Y	Hacker News new \| ask \| show \| jobs

by ajhconway 1480 days ago

With many workloads, there's a tradeoff between the granularity of durability and the overall performance.

If a workload has many small writes (some of our product workloads do), then syncing each write can cause write amplification and massively affect overall throughput and latency. Suppose I do a 100B write, this causes a 4KiB page write to sync, which is 40x write amp. Suddenly a 2GiB/sec SSD can effectively only write 50MiB/sec. Similarly, the per-write latency goes from <5us to 10us (with the fastest Optane SSDs) or 150us (with flash SSDs).

So storage systems tend to offer a range of durability guarantees. Some systems have a special sync operation for applications to ensure that all writes are durable.

RocksDB offers a fairly weak guarantee by default too, writing to the write-ahead-log (WAL), but not performing fsyncs (https://github.com/facebook/rocksdb/wiki/WAL-Performance). They make a similar write amplification argument too (https://github.com/facebook/rocksdb/wiki/WAL-Performance#wri...).

2 comments

otterley 1480 days ago

You’re absolutely correct about those facts, but you’re also avoiding the thrust of my argument about improperly calling your database durable when it is decidedly not and could fail a trivial power-cut test.
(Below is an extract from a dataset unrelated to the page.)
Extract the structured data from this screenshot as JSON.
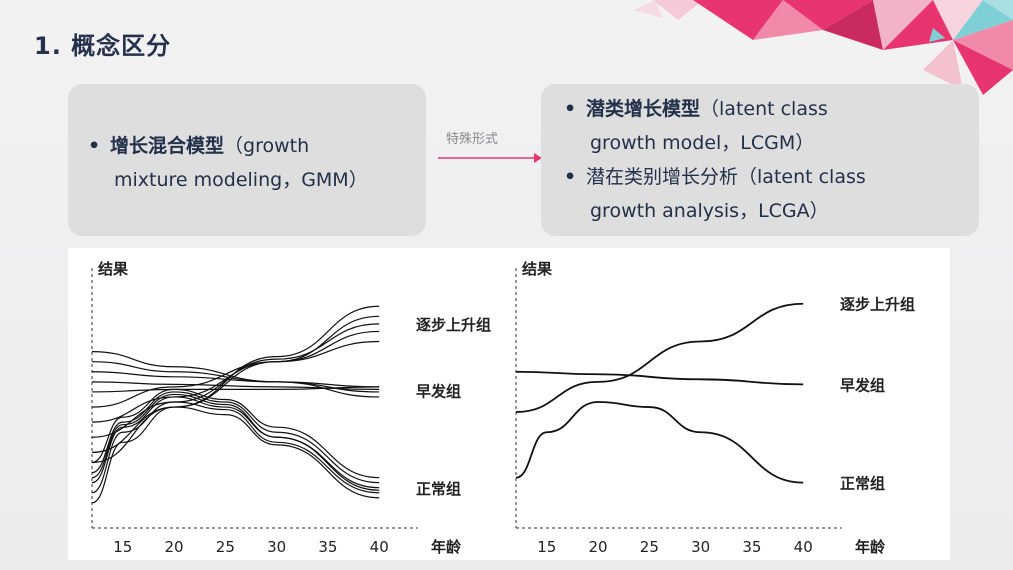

A database’s one job is not to lose data.

I respectfully call on you to rescind that word in your documentation for cases when it is not activated, including the default configuration. If this is the default to help the database’s reported benchmark performance, falsely implying it’s durable is simply cheating. And if the hardware has limitations that impact performance, c’est la vie. All storage hardware does.

The fact that RocksDB does this makes any claims of durability it makes equally specious. And as we were taught as schoolchildren, two wrongs do not make a right. RocksDB needs to address this too, to the extent it makes or implies any false or misleading durability claims.

ayende 1480 days ago

Transaction merging allows you to handle that nicely. By handling concurrent writes and merging them into a single write to the disk.